Discovery of novel magnetism in the iridium compound CuIr2S4
2014.03.11
High Energy Accelerator Research Organization (KEK)
J-PARC Center
National Institute for Materials Science (NIMS)
The research unit that includes Associate Professor Kenji Kojima and Professor Ryosuke Kadono of the Institute of Materials Structure Science, KEK, investigated the magnetic properties of the iridium compound Cu1-xZnxIr2S4 using the muon spin rotation method. This was undertaken in collaboration with Principal Researcher Hiroyuki Suzuki and Unit Director Hideaki Kitazawa of the Advanced Key Technologies Division, NIMS. The researchers found that the host material with zero zinc concentration, (x = 0) CuIr2S4, is not nonmagnetic as previously believed, but shows novel magnetism below ~ 100 K, and that this magnetism state rapidly disappears when slight amounts of zinc (x ~ 0.01) are substituted.
Abstract
The iridium compound that was investigated, CuIr2S4, comprises a spinel structure and is metallic at room temperature, but it becomes an insulator below 230 K. Previous structural analysis has showed that, upon becoming an insulator, iridium separates into tetravalent and trivalent ions, each forming octamers. Moreover, one type of bond between tetravalent octamer iridium (green, blue, and red lines in Fig. 1) becomes shorter than the others, and pairs of iridium at both sides of these bonds form four independent pairs. Such structural changes have been confirmed in samples synthesized by the NIMS group through structural analysis using synchrotron X-rays from the KEK Photon Factory.

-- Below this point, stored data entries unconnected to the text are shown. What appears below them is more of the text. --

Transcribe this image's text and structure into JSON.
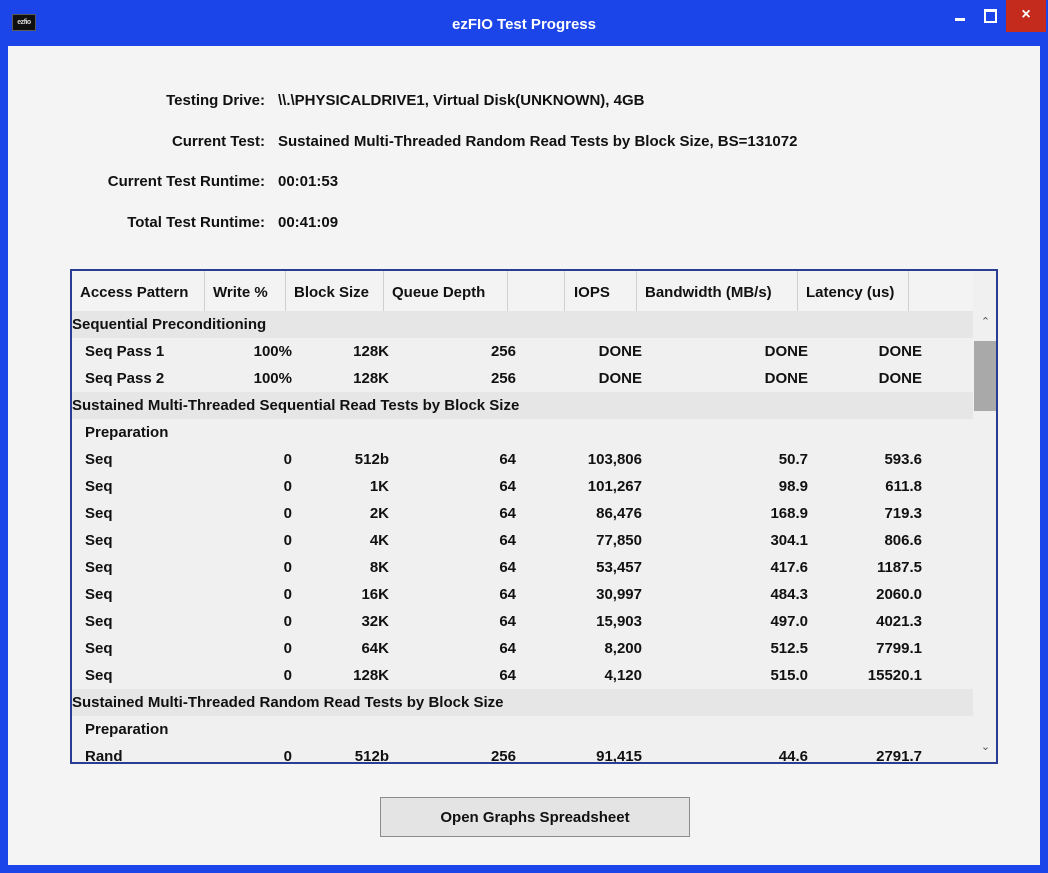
{
  "window": {
    "title": "ezFIO Test Progress",
    "app_icon_text": "ezfio",
    "close_glyph": "×"
  },
  "info": {
    "testing_drive_label": "Testing Drive:",
    "testing_drive_value": "\\\\.\\PHYSICALDRIVE1, Virtual Disk(UNKNOWN), 4GB",
    "current_test_label": "Current Test:",
    "current_test_value": "Sustained Multi-Threaded Random Read Tests by Block Size, BS=131072",
    "current_runtime_label": "Current Test Runtime:",
    "current_runtime_value": "00:01:53",
    "total_runtime_label": "Total Test Runtime:",
    "total_runtime_value": "00:41:09"
  },
  "table": {
    "columns": [
      "Access Pattern",
      "Write %",
      "Block Size",
      "Queue Depth",
      "",
      "IOPS",
      "Bandwidth (MB/s)",
      "Latency (us)"
    ],
    "rows": [
      {
        "type": "group",
        "label": "Sequential Preconditioning"
      },
      {
        "type": "data",
        "cells": [
          "Seq Pass 1",
          "100%",
          "128K",
          "256",
          "DONE",
          "DONE",
          "DONE"
        ]
      },
      {
        "type": "data",
        "cells": [
          "Seq Pass 2",
          "100%",
          "128K",
          "256",
          "DONE",
          "DONE",
          "DONE"
        ]
      },
      {
        "type": "group",
        "label": "Sustained Multi-Threaded Sequential Read Tests by Block Size"
      },
      {
        "type": "sub",
        "label": "Preparation"
      },
      {
        "type": "data",
        "cells": [
          "Seq",
          "0",
          "512b",
          "64",
          "103,806",
          "50.7",
          "593.6"
        ]
      },
      {
        "type": "data",
        "cells": [
          "Seq",
          "0",
          "1K",
          "64",
          "101,267",
          "98.9",
          "611.8"
        ]
      },
      {
        "type": "data",
        "cells": [
          "Seq",
          "0",
          "2K",
          "64",
          "86,476",
          "168.9",
          "719.3"
        ]
      },
      {
        "type": "data",
        "cells": [
          "Seq",
          "0",
          "4K",
          "64",
          "77,850",
          "304.1",
          "806.6"
        ]
      },
      {
        "type": "data",
        "cells": [
          "Seq",
          "0",
          "8K",
          "64",
          "53,457",
          "417.6",
          "1187.5"
        ]
      },
      {
        "type": "data",
        "cells": [
          "Seq",
          "0",
          "16K",
          "64",
          "30,997",
          "484.3",
          "2060.0"
        ]
      },
      {
        "type": "data",
        "cells": [
          "Seq",
          "0",
          "32K",
          "64",
          "15,903",
          "497.0",
          "4021.3"
        ]
      },
      {
        "type": "data",
        "cells": [
          "Seq",
          "0",
          "64K",
          "64",
          "8,200",
          "512.5",
          "7799.1"
        ]
      },
      {
        "type": "data",
        "cells": [
          "Seq",
          "0",
          "128K",
          "64",
          "4,120",
          "515.0",
          "15520.1"
        ]
      },
      {
        "type": "group",
        "label": "Sustained Multi-Threaded Random Read Tests by Block Size"
      },
      {
        "type": "sub",
        "label": "Preparation"
      },
      {
        "type": "data",
        "cells": [
          "Rand",
          "0",
          "512b",
          "256",
          "91,415",
          "44.6",
          "2791.7"
        ]
      }
    ]
  },
  "scrollbar": {
    "up_glyph": "⌃",
    "down_glyph": "⌄"
  },
  "buttons": {
    "open_graphs": "Open Graphs Spreadsheet"
  }
}
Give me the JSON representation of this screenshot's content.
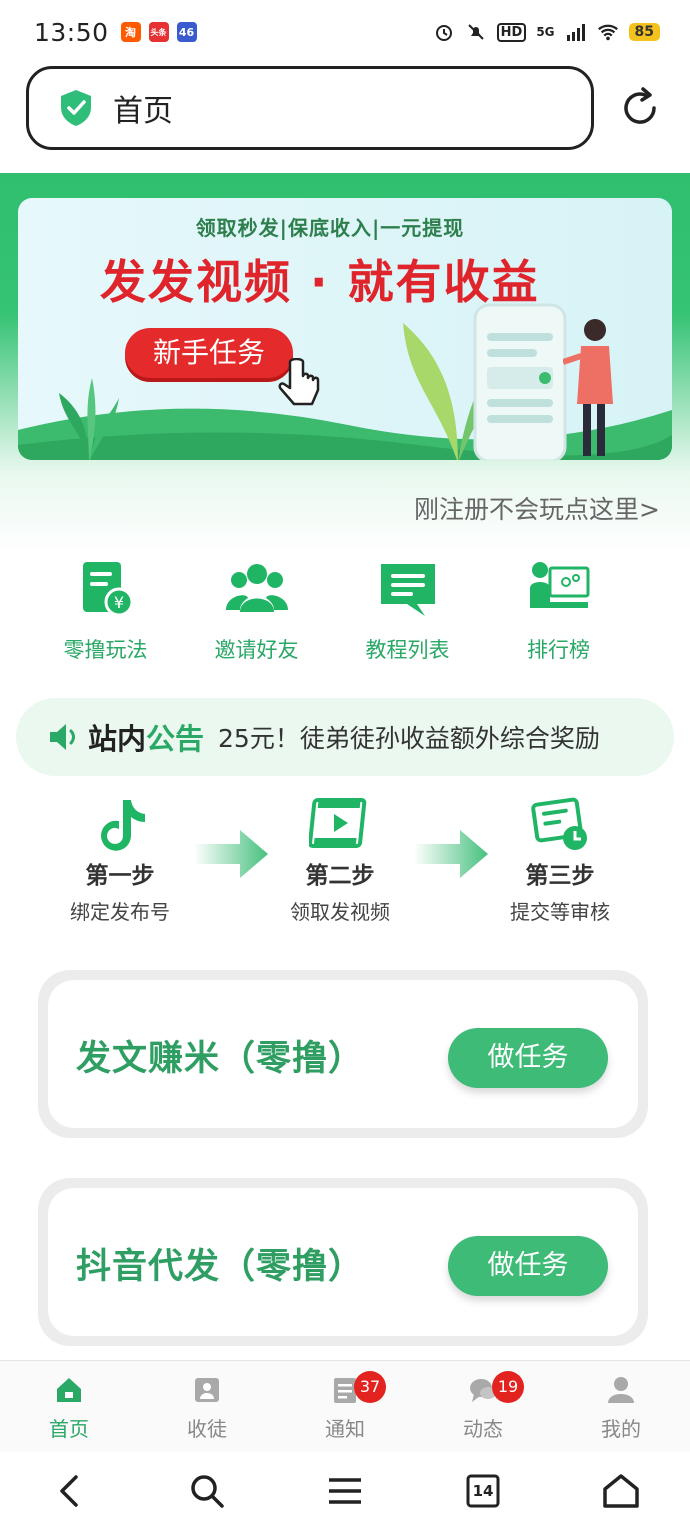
{
  "status_bar": {
    "time": "13:50",
    "network": "5G",
    "hd": "HD",
    "battery": "85",
    "apps": [
      {
        "name": "taobao-app-icon",
        "glyph": "淘",
        "color": "#ff5a00"
      },
      {
        "name": "toutiao-app-icon",
        "glyph": "头条",
        "color": "#e63232"
      },
      {
        "name": "game-app-icon",
        "glyph": "46",
        "color": "#3a5bd0"
      }
    ]
  },
  "address_bar": {
    "title": "首页"
  },
  "banner": {
    "subtitle": "领取秒发|保底收入|一元提现",
    "title": "发发视频 · 就有收益",
    "button": "新手任务"
  },
  "newbie_link": "刚注册不会玩点这里>",
  "quick_menu": [
    {
      "label": "零撸玩法",
      "icon": "document-yuan-icon"
    },
    {
      "label": "邀请好友",
      "icon": "people-icon"
    },
    {
      "label": "教程列表",
      "icon": "message-list-icon"
    },
    {
      "label": "排行榜",
      "icon": "ranking-monitor-icon"
    }
  ],
  "notice": {
    "head_part1": "站内",
    "head_part2": "公告",
    "text": "25元！徒弟徒孙收益额外综合奖励"
  },
  "steps": [
    {
      "title": "第一步",
      "desc": "绑定发布号",
      "icon": "tiktok-icon"
    },
    {
      "title": "第二步",
      "desc": "领取发视频",
      "icon": "video-film-icon"
    },
    {
      "title": "第三步",
      "desc": "提交等审核",
      "icon": "review-clock-icon"
    }
  ],
  "tasks": [
    {
      "title": "发文赚米（零撸）",
      "button": "做任务"
    },
    {
      "title": "抖音代发（零撸）",
      "button": "做任务"
    }
  ],
  "tabs": [
    {
      "label": "首页",
      "icon": "home-icon",
      "active": true,
      "badge": ""
    },
    {
      "label": "收徒",
      "icon": "recruit-icon",
      "active": false,
      "badge": ""
    },
    {
      "label": "通知",
      "icon": "notice-icon",
      "active": false,
      "badge": "37"
    },
    {
      "label": "动态",
      "icon": "chat-icon",
      "active": false,
      "badge": "19"
    },
    {
      "label": "我的",
      "icon": "user-icon",
      "active": false,
      "badge": ""
    }
  ],
  "system_nav": {
    "tabs_count": "14"
  },
  "colors": {
    "brand_green": "#2aa866",
    "banner_red": "#e0242b",
    "badge_red": "#e3231f"
  }
}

Research into the magnetic properties of the iridium compound CuIr2S4 using muon spin rotation at J-PARC and TRIUMF (Canada) found an inhomogeneous internal magnetic field below ~ 100 K that is considered to be induced by the magnetic moments of iridium (Fig. 2). Spin glass is one class of magnetic materials that illustrates such magnetism. Previously, CuIr2S4 was believed to have pairs of electron spin when tetrahedra distort in one direction at low temperature, and that this spin singlet state removes magnetic frustration; however, the results presented here reject this hypothesis.
The team also found that substitution of copper with zinc (Cu1-xZnxIr2S4) results in a sudden loss of magnetism in iridium at x ~ 0.01 (1%). Superconductivity is known to appear at x greater than ~ 0.25 in this material, so the relation between magnetism found in this research and superconductivity attracts much interest. As a result, CuIr2S4 is expected to provide a new line of research, different from Sr2IrO4, that further considers the effect of spin-orbit interaction in transition metals.
The discovery in this research is the first experimental evidence concerning the importance of spin-orbit interactions that were previously overlooked in CuIr2S4 and also shows that this material opens up a new area of research with respect to spin-orbit interactions in transition metals. The results were published in the online version of the American academic journal “Physical Review Letters” (February 25, 2014).